Israel vows to stop aid ship reaching Gaza

Image caption,
The Rachel Corrie is due to arrive near the coast of Gaza on Saturday morning

Israel has reiterated that a ship carrying aid and international activists will not be allowed to break its blockade of the Gaza Strip.

The MV Rachel Corrie is on schedule to reach the territory early on Saturday.

The confrontation comes days after Israeli commandos stormed a flotilla of aid ships approaching Gaza, leaving nine people dead and many more injured.

The raid brought strong condemnation of Israel, especially from Turkey where most of the victims were from.

"We will stop the ship, and also any other ship that will try to harm Israeli sovereignty," Israeli Foreign Minister Avigdor Lieberman told Israeli television.

"There is no chance the Rachel Corrie will reach the coast of Gaza."

Israeli Prime Minister Benjamin Netanyahu told his cabinet on Thursday that the boat would not be allowed to reach the territory.

Aid pledge

The ship is named after a US college student who was crushed to death by an Israeli army bulldozer as she protested over house demolitions in Gaza.
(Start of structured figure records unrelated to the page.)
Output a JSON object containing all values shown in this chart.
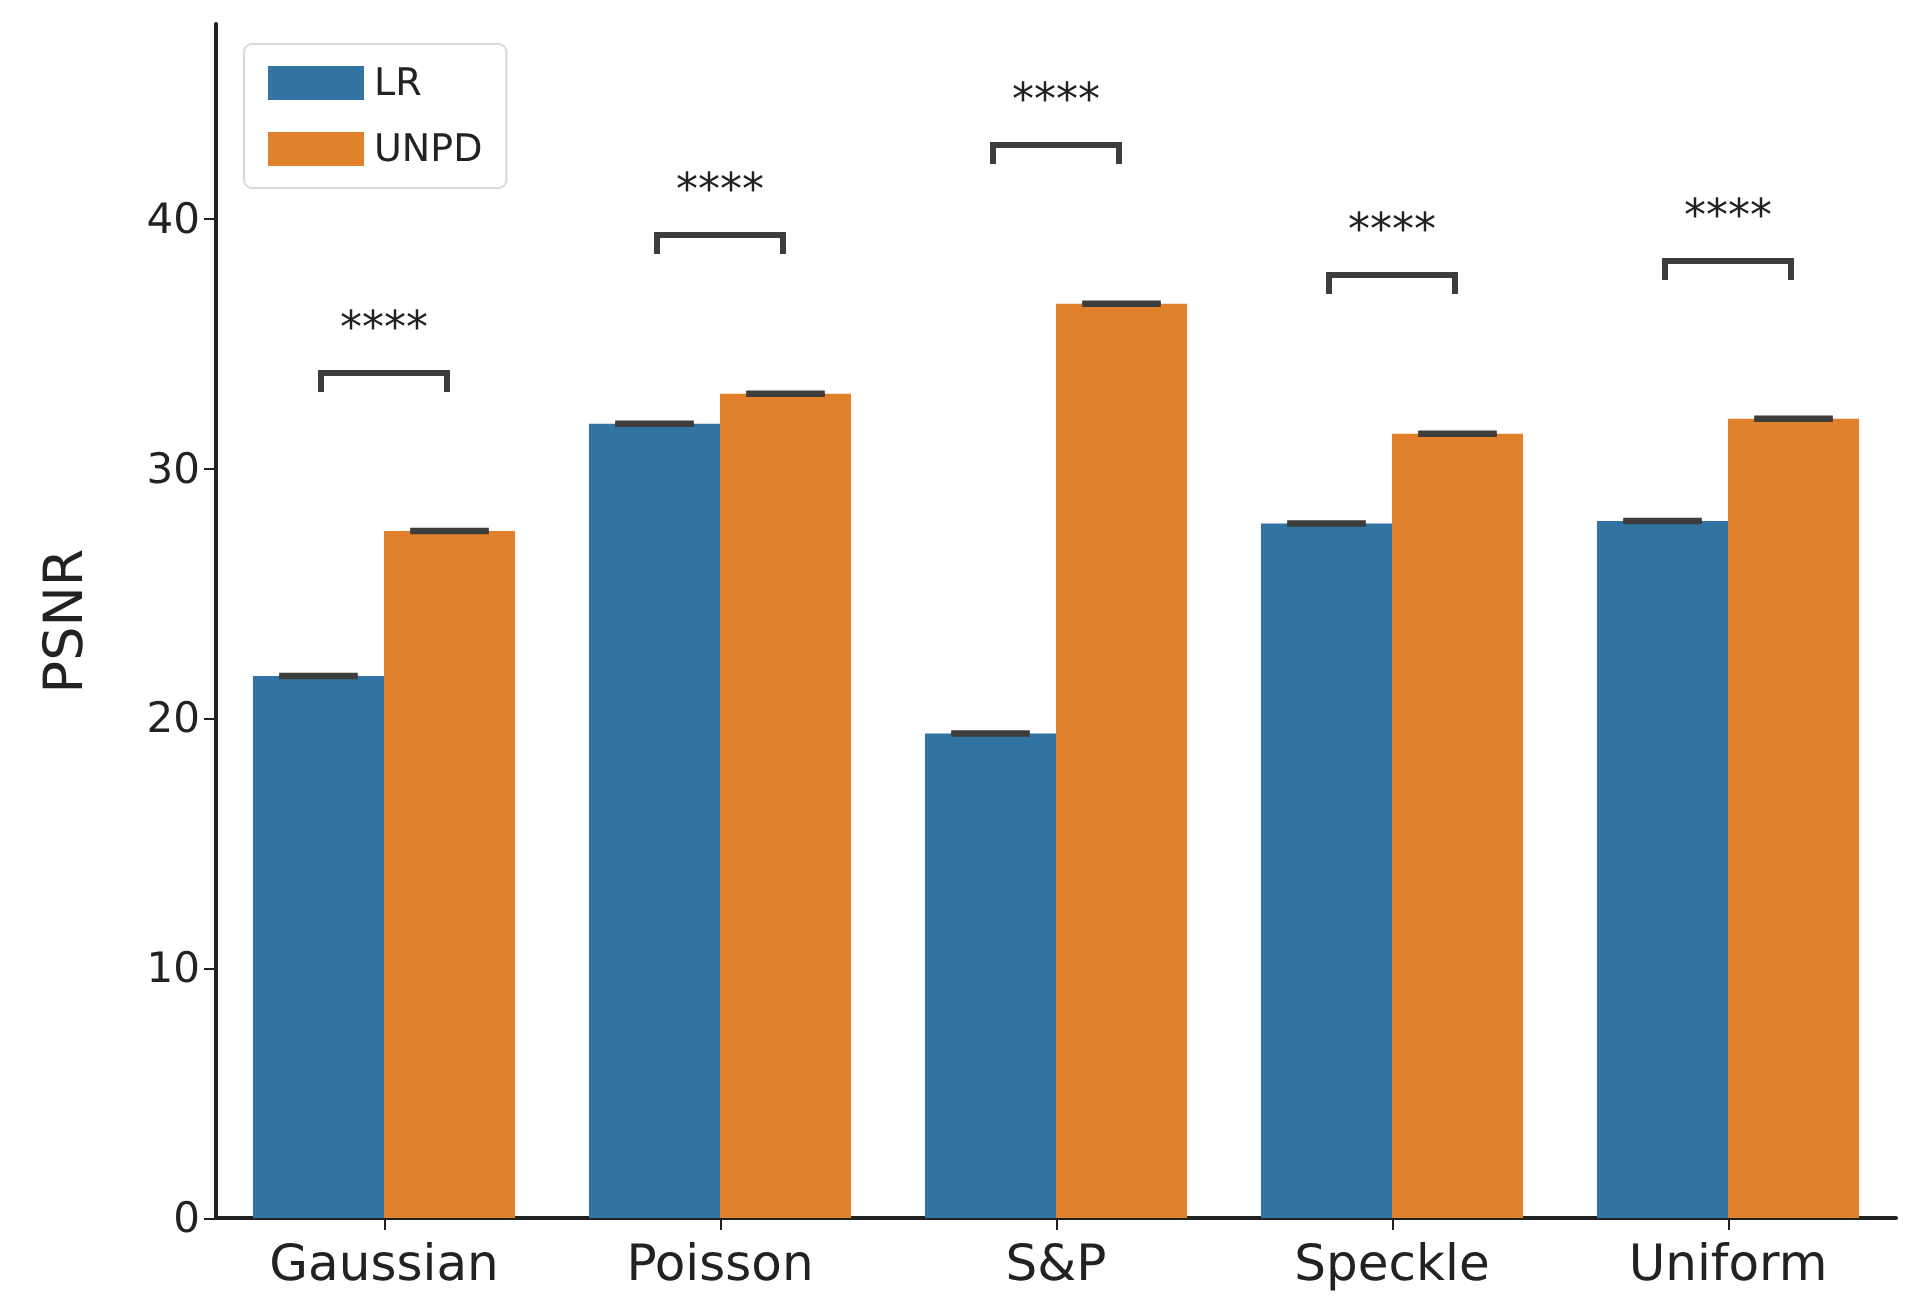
{
  "chart_data": {
    "type": "bar",
    "ylabel": "PSNR",
    "categories": [
      "Gaussian",
      "Poisson",
      "S&P",
      "Speckle",
      "Uniform"
    ],
    "series": [
      {
        "name": "LR",
        "color": "#3274a1",
        "values": [
          21.7,
          31.8,
          19.4,
          27.8,
          27.9
        ],
        "errors": [
          0.05,
          0.05,
          0.05,
          0.05,
          0.05
        ]
      },
      {
        "name": "UNPD",
        "color": "#e1812c",
        "values": [
          27.5,
          33.0,
          36.6,
          31.4,
          32.0
        ],
        "errors": [
          0.05,
          0.05,
          0.05,
          0.05,
          0.05
        ]
      }
    ],
    "ylim": [
      0,
      47.8
    ],
    "yticks": [
      0,
      10,
      20,
      30,
      40
    ],
    "grid": false,
    "legend": "top left",
    "annotations": [
      "****",
      "****",
      "****",
      "****",
      "****"
    ]
  }
}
Israel has told the ship to dock at the Israeli port of Ashdod and promised that the aid will be taken by road to Gaza, after officials have examined it.

In a statement, the White House reiterated its belief that the blockade of Gaza was "unsustainable", but urged activists on the Rachel Corrie to do as the Israelis asked and take the aid to Ashdod.

Irish Nobel peace laureate Mairead Maguire, who is aboard the ship, has insisted it will not be diverted.

"We are not afraid," she told Irish broadcaster RTE by satellite telephone.

"We started out to deliver this cargo to the people of Gaza and to break the siege of Gaza, that is what we want to do," the 66-year-old human rights campaigner said.

The Irish foreign ministry said the ship should be allowed to proceed to Gaza.

Image caption,
Hezbollah supporters in Beirut were urged to help break the Gaza blockade

"Those on board the Rachel Corrie have made clear their peaceful intentions and have stated that they will offer no resistance to Israeli forces," it said.

Activists told the BBC that they aimed to arrive just outside Israel's 20-mile (32km) exclusion zone off Gaza by Saturday morning.

They said there were 20 people on board, including five Irish nationals, six Malaysians and nine crew members.

Accounts differ as to what happened when Israeli soldiers abseiled from helicopters on to the Turkish passenger ship Mavi Marmara in the early hours of last Monday.

Israel says the commandos were attacked with sticks and knives and used their weapons in self-defence. Activists say troops opened fire without provocation.

Israeli soldiers were among those injured in the incident.

Protests against the raid have taken place in cities around the world.

In Lebanon on Friday, Hassan Nasrallah, the leader of the radical group Hezbollah, addressed thousands of his supporters via a video link in Beirut saying another flotilla should be organised as soon as possible.

Threats over trade

Turkey has warned it might reduce economic and defence ties with Israel following Monday's raid, which took place in international waters.

Deputy Prime Minister Bulent Arinc said Ankara was "assessing deals with Israel", until now a close ally.

Prime Minister Recep Tayyip Erdogan ratcheted up the pressure on Friday, saying he did not view Hamas, which controls Gaza, as a terrorist organisation.

In a televised speech Mr Erdogan described Hamas as "resistance fighters who are struggling to defend their land".

Hamas is designated a terrorist organisation by Israel, the US and the EU.

Israel and Egypt imposed the blockade after Hamas came to power. Egypt has occasionally opened its Rafah crossing with Gaza on humanitarian grounds, and opened it again following the Israeli sea-borne raid.